Als executeur voldoet [verweerder], ondanks herhaalde verzoeken, niet aan zijn verplichtingen op grond van artikel 4:78 BW en/of zijn informatieverplichting. Uit niets blijkt van enig beheer van de nalatenschap, laat staan goed beheer, terwijl hij wel gebruik maakt van de nalatenschap: hij woont in de woning die in de nalatenschap valt. Wat hij met de andere nalatenschapbestanddelen doet of heeft gedaan is ongewis en [verweerder] lijkt evenmin aan zijn verplichtingen tegenover de fiscus te voldoen. Daarmee is er niet alleen sprake van een onbeheerde nalatenschap als bedoeld in artikel 4:204 lid 1 onder a BW, maar bestaat voor [verzoeker] als schuldeiser ook het gevaar dat zij niet ten volle of niet binnen redelijke termijn wordt voldaan (artikel 4:204 lid 1 onder b BW). Ook vreest zij ervoor dat haar belangen door toedoen van [verweerder] ernstig worden geschaad (artikel 4:204 lid 1 onder c).
3.3.
Van [verweerder] is geen verweer bekend.

4.De beoordeling

4.1.
De in artikel 4:206 BW genoemde personen, voor zover bekend, zijn behoorlijk opgeroepen.
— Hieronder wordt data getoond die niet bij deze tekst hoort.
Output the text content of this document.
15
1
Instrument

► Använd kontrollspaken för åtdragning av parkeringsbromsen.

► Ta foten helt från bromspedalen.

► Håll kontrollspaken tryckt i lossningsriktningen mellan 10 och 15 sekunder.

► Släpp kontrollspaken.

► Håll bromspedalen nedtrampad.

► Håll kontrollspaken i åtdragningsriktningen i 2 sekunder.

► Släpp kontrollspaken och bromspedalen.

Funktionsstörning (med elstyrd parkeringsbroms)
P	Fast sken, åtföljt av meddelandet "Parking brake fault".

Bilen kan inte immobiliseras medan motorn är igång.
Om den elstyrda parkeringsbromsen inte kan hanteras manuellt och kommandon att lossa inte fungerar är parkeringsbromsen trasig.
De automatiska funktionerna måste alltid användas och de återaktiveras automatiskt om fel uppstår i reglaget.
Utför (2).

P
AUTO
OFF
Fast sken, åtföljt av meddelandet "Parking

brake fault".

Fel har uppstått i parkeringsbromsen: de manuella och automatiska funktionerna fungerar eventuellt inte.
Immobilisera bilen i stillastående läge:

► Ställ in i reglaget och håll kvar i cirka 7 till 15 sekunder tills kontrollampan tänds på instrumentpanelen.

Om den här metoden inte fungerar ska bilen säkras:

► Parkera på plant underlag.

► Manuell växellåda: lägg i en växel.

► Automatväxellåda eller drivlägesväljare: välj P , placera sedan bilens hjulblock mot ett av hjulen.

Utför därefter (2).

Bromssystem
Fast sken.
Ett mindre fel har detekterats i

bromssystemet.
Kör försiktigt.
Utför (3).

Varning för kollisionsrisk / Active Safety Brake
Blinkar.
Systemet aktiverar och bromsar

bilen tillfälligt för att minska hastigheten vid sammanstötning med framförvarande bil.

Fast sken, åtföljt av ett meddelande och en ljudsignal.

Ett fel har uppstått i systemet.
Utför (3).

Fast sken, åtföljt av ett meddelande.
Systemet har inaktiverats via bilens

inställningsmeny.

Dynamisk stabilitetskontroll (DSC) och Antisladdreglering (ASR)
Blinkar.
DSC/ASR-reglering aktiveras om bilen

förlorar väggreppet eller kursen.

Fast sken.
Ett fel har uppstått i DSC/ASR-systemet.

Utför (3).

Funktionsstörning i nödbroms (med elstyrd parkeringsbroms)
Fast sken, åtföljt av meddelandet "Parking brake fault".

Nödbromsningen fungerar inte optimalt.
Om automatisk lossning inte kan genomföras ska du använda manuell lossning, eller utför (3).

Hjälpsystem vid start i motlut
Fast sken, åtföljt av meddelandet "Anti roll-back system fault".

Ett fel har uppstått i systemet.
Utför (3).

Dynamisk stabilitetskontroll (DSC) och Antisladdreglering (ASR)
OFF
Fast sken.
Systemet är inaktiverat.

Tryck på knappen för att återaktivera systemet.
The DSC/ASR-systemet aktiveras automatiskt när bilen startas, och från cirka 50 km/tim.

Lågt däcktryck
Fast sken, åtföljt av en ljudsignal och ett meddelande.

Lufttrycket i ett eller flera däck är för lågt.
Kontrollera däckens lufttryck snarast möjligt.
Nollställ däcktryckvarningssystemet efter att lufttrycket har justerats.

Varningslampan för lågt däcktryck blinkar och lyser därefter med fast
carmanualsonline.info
Omdat [verweerder] niet, als door de rechtbank bij de oproep verzocht, uiterlijk
9 mei 2025 heeft meegedeeld gebruik te willen maken van het recht te worden gehoord, heeft er geen behandeling ter terechtzitting plaatsgevonden.
4.2.
Het verzoek tot benoeming van een vereffenaar is op de wet gegrond en zal worden toegewezen. Bij het (voortdurend) uitblijven van enige reactie op verzoeken van [verzoeker] bestaat het gevaar dat zij niet ten volle of niet binnen redelijke tijd wordt voldaan.
4.3.
Mr. M.J.P. Schipper heeft zich bereid verklaard om als vereffenaar van de nalatenschap van erflaatster op te treden.
4.4.
De rechtbank ziet aanleiding om deze beschikking op de voet van artikel 288 van het Wetboek van Burgerlijke Rechtsvordering uitvoerbaar bij voorraad te verklaren.

5.De beslissing

De rechtbank
5.1.
benoemt
mr. M.J.P. Schipper,advocaat,
verbonden aan Schipper & Lof Advocaten
kantoorhoudende aan de Keesomstraat, 6B, 1821 BS Alkmaar,
tot vereffenaar van de nalatenschap van:
[erflaatster],
geboren te [plaats 1] op [geboortedatum 1] 1940,
met als laatste woonplaats [plaats 2],
overleden op 22 maart 2024 te [plaats 2],
5.2.
draagt de griffier op de benoeming van deze vereffenaar onverwijld in het boedelregister in te schrijven,
5.3.
draagt de vereffenaar op de benoeming bekend te maken in de Staatscourant,
5.4.
verklaart deze beschikking uitvoerbaar bij voorraad.
Deze beschikking is gegeven door mr. M.A. Hoogkamer en in het openbaar uitgesproken op 25 juni 2025.